Now you see it, now you don’t.

A nearby exoplanet known as Fomalhaut b has gradually faded from view, which is obviously something planets aren’t predisposed to do. Well, unless an Imperial Death Star is making the rounds, which seems unlikely.

A more reasonable explanation, published yesterday in Proceedings of the National Academy of Sciences, suggests this not-a-planet is actually an expanding cloud of dust. The authors of the new study, led by András Gáspár from the University of Arizona, point to a “massive planetesimal collision” as the likely cause of the observations.

Fomalhaut b was first spotted by the Hubble Space Telescope in 2004 and confirmed as a massive exoplanet in 2008. This was a rare case in which an extrasolar planet was directly imaged rather than indirectly detected; in most cases, exoplanets are discovered when they cause their host stars to wobble or experience a temporary dip in brightness. Almost immediately, however, astronomers started to notice a few things about Fomalhaut b that left them scratching their heads.

In addition to having an unusually exaggerated orbit, this supposed exoplanet was surprisingly bright, yet with no infrared heat signature to speak of. It also featured a low mass, but it was growing in size. By 2014, the object had disappeared completely. Which, weird.

Left: The Fomalhaut system, including a massive debris disk (the dark splotch at centre blocks out the central star). Right: Observed changes to Fomalhaut b over time, showing gradual dispersal consisting with an expanding debris field. (Image: NASA, ESA, and A. Gáspár and G. Rieke (University of Arizona)

This combination of oddities sparked an investigation in which Gáspár, along with George Rieke, also from the University of Arizona, “analysed all available archival Hubble data on Fomalhaut,” resulting in the conclusion that this “planet-sized object may never have existed in the first place,” as Gáspár explained in a Hubble press release. The researchers looked at data from 2004 to 2014, including unpublished Hubble data from 2013 to 2014.

The hypothesised collision would have happened around 2004, which means Hubble chronicled this event from its very early stages. Two massive asteroids smashed into each other, creating a large dust cloud that is gradually dispersing, according to the new interpretation.

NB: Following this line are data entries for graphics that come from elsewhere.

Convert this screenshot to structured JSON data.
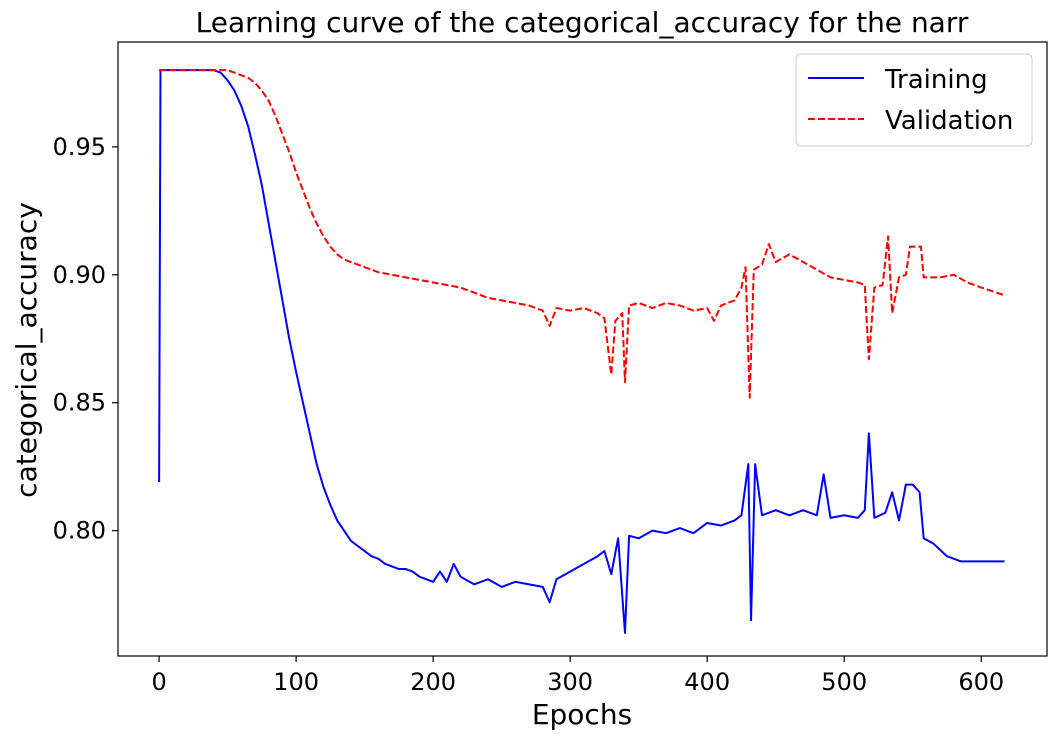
{
  "chart_data": {
    "type": "line",
    "title": "Learning curve of the categorical_accuracy for the narr",
    "xlabel": "Epochs",
    "ylabel": "categorical_accuracy",
    "xlim": [
      -30,
      648
    ],
    "ylim": [
      0.751,
      0.991
    ],
    "xticks": [
      0,
      100,
      200,
      300,
      400,
      500,
      600
    ],
    "yticks": [
      0.8,
      0.85,
      0.9,
      0.95
    ],
    "xtick_labels": [
      "0",
      "100",
      "200",
      "300",
      "400",
      "500",
      "600"
    ],
    "ytick_labels": [
      "0.80",
      "0.85",
      "0.90",
      "0.95"
    ],
    "grid": false,
    "legend": "top-right",
    "series": [
      {
        "name": "Training",
        "color": "#0000ff",
        "style": "solid",
        "points": [
          [
            0,
            0.819
          ],
          [
            1,
            0.98
          ],
          [
            10,
            0.98
          ],
          [
            20,
            0.98
          ],
          [
            30,
            0.98
          ],
          [
            40,
            0.98
          ],
          [
            45,
            0.979
          ],
          [
            50,
            0.976
          ],
          [
            55,
            0.972
          ],
          [
            60,
            0.966
          ],
          [
            65,
            0.958
          ],
          [
            70,
            0.947
          ],
          [
            75,
            0.935
          ],
          [
            80,
            0.92
          ],
          [
            85,
            0.905
          ],
          [
            90,
            0.89
          ],
          [
            95,
            0.875
          ],
          [
            100,
            0.862
          ],
          [
            105,
            0.85
          ],
          [
            110,
            0.838
          ],
          [
            115,
            0.826
          ],
          [
            120,
            0.817
          ],
          [
            125,
            0.81
          ],
          [
            130,
            0.804
          ],
          [
            135,
            0.8
          ],
          [
            140,
            0.796
          ],
          [
            145,
            0.794
          ],
          [
            150,
            0.792
          ],
          [
            155,
            0.79
          ],
          [
            160,
            0.789
          ],
          [
            165,
            0.787
          ],
          [
            170,
            0.786
          ],
          [
            175,
            0.785
          ],
          [
            180,
            0.785
          ],
          [
            185,
            0.784
          ],
          [
            190,
            0.782
          ],
          [
            200,
            0.78
          ],
          [
            205,
            0.784
          ],
          [
            210,
            0.78
          ],
          [
            215,
            0.787
          ],
          [
            220,
            0.782
          ],
          [
            230,
            0.779
          ],
          [
            240,
            0.781
          ],
          [
            250,
            0.778
          ],
          [
            260,
            0.78
          ],
          [
            270,
            0.779
          ],
          [
            280,
            0.778
          ],
          [
            285,
            0.772
          ],
          [
            290,
            0.781
          ],
          [
            300,
            0.784
          ],
          [
            310,
            0.787
          ],
          [
            320,
            0.79
          ],
          [
            325,
            0.792
          ],
          [
            330,
            0.783
          ],
          [
            335,
            0.797
          ],
          [
            340,
            0.76
          ],
          [
            343,
            0.798
          ],
          [
            350,
            0.797
          ],
          [
            360,
            0.8
          ],
          [
            370,
            0.799
          ],
          [
            380,
            0.801
          ],
          [
            390,
            0.799
          ],
          [
            400,
            0.803
          ],
          [
            410,
            0.802
          ],
          [
            420,
            0.804
          ],
          [
            425,
            0.806
          ],
          [
            430,
            0.826
          ],
          [
            432,
            0.765
          ],
          [
            435,
            0.826
          ],
          [
            440,
            0.806
          ],
          [
            450,
            0.808
          ],
          [
            460,
            0.806
          ],
          [
            470,
            0.808
          ],
          [
            480,
            0.806
          ],
          [
            485,
            0.822
          ],
          [
            490,
            0.805
          ],
          [
            500,
            0.806
          ],
          [
            510,
            0.805
          ],
          [
            515,
            0.808
          ],
          [
            518,
            0.838
          ],
          [
            522,
            0.805
          ],
          [
            530,
            0.807
          ],
          [
            535,
            0.815
          ],
          [
            540,
            0.804
          ],
          [
            545,
            0.818
          ],
          [
            550,
            0.818
          ],
          [
            555,
            0.815
          ],
          [
            558,
            0.797
          ],
          [
            565,
            0.795
          ],
          [
            575,
            0.79
          ],
          [
            585,
            0.788
          ],
          [
            600,
            0.788
          ],
          [
            617,
            0.788
          ]
        ]
      },
      {
        "name": "Validation",
        "color": "#ff0000",
        "style": "dashed",
        "points": [
          [
            0,
            0.98
          ],
          [
            10,
            0.98
          ],
          [
            20,
            0.98
          ],
          [
            30,
            0.98
          ],
          [
            40,
            0.98
          ],
          [
            50,
            0.98
          ],
          [
            55,
            0.979
          ],
          [
            60,
            0.978
          ],
          [
            65,
            0.977
          ],
          [
            70,
            0.975
          ],
          [
            75,
            0.972
          ],
          [
            80,
            0.968
          ],
          [
            85,
            0.962
          ],
          [
            90,
            0.955
          ],
          [
            95,
            0.948
          ],
          [
            100,
            0.94
          ],
          [
            105,
            0.933
          ],
          [
            110,
            0.926
          ],
          [
            115,
            0.92
          ],
          [
            120,
            0.915
          ],
          [
            125,
            0.911
          ],
          [
            130,
            0.908
          ],
          [
            135,
            0.906
          ],
          [
            140,
            0.905
          ],
          [
            145,
            0.904
          ],
          [
            150,
            0.903
          ],
          [
            155,
            0.902
          ],
          [
            160,
            0.901
          ],
          [
            170,
            0.9
          ],
          [
            180,
            0.899
          ],
          [
            190,
            0.898
          ],
          [
            200,
            0.897
          ],
          [
            210,
            0.896
          ],
          [
            220,
            0.895
          ],
          [
            230,
            0.893
          ],
          [
            240,
            0.891
          ],
          [
            250,
            0.89
          ],
          [
            260,
            0.889
          ],
          [
            270,
            0.888
          ],
          [
            280,
            0.886
          ],
          [
            285,
            0.88
          ],
          [
            290,
            0.887
          ],
          [
            300,
            0.886
          ],
          [
            310,
            0.887
          ],
          [
            320,
            0.885
          ],
          [
            325,
            0.883
          ],
          [
            330,
            0.861
          ],
          [
            333,
            0.882
          ],
          [
            338,
            0.885
          ],
          [
            340,
            0.858
          ],
          [
            343,
            0.888
          ],
          [
            350,
            0.889
          ],
          [
            360,
            0.887
          ],
          [
            370,
            0.889
          ],
          [
            380,
            0.888
          ],
          [
            390,
            0.886
          ],
          [
            400,
            0.887
          ],
          [
            405,
            0.882
          ],
          [
            410,
            0.888
          ],
          [
            420,
            0.89
          ],
          [
            425,
            0.895
          ],
          [
            428,
            0.903
          ],
          [
            431,
            0.852
          ],
          [
            434,
            0.902
          ],
          [
            440,
            0.904
          ],
          [
            445,
            0.912
          ],
          [
            450,
            0.905
          ],
          [
            460,
            0.908
          ],
          [
            470,
            0.905
          ],
          [
            480,
            0.902
          ],
          [
            490,
            0.899
          ],
          [
            500,
            0.898
          ],
          [
            510,
            0.897
          ],
          [
            515,
            0.896
          ],
          [
            518,
            0.867
          ],
          [
            522,
            0.895
          ],
          [
            528,
            0.896
          ],
          [
            532,
            0.915
          ],
          [
            535,
            0.885
          ],
          [
            540,
            0.899
          ],
          [
            545,
            0.9
          ],
          [
            548,
            0.911
          ],
          [
            556,
            0.911
          ],
          [
            558,
            0.899
          ],
          [
            565,
            0.899
          ],
          [
            570,
            0.899
          ],
          [
            580,
            0.9
          ],
          [
            590,
            0.897
          ],
          [
            600,
            0.895
          ],
          [
            617,
            0.892
          ]
        ]
      }
    ]
  }
}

“While Fomalhaut b is not likely to be a directly imaged exoplanet, it is probably an extraordinary supercatastrophic planetesimal collision observed in an exoplanetary system!” wrote the authors in the new study.

Timelapse of the expanding dust cloud. (Image: NASA, ESA, and A. Gáspár and G. Rieke (University of Arizona)

These sorts of collisions are expected to be exceptionally rare, so Gáspár and Rieke crunched the numbers to determine just how rare. They modelled the conditions in the Fomalhaut system, which happens to host a significant debris disk filled with dust, asteroids, and planetesimals. Based on the density of this debris disk, the authors estimate that a smash-up like this should happen about once every 200,000 years.

Once every 200,000 years! That Hubble was observing this system shortly after the collision is an extraordinary occurrence and a colossal stroke of good luck.

A collision involving asteroids, or more accurately planetesimals, roughly 200 kilometres in diameter likely produced the observed results, the authors say. For comparison, Vesta—one of the largest objects in the asteroid belt—is 525 kilometres wide. This would’ve been one hell of a fender bender.

Other calculations show that the expanding debris field is on an escaping orbit—travelling away from the star such that it will not be pulled back in—not a highly elliptical orbit, as initially presumed.

“A recently created massive dust cloud, experiencing considerable radiative forces from the central star Fomalhaut, would be placed on such a trajectory,” explained Gáspár. “Our model is naturally able to explain all independent observable parameters of the system: its expansion rate, its fading and its trajectory.”

The debris field is now thin and dispersed, stretching around 1 AU in length, which is the average distance between Earth and Sun. Looking ahead, the astronomers plan to observe the system once the James Webb Space Telescope goes online. In addition to searching for actual planets around Fomalhaut, the scientists would like to analyse the chemical composition of the system’s prominent debris disk.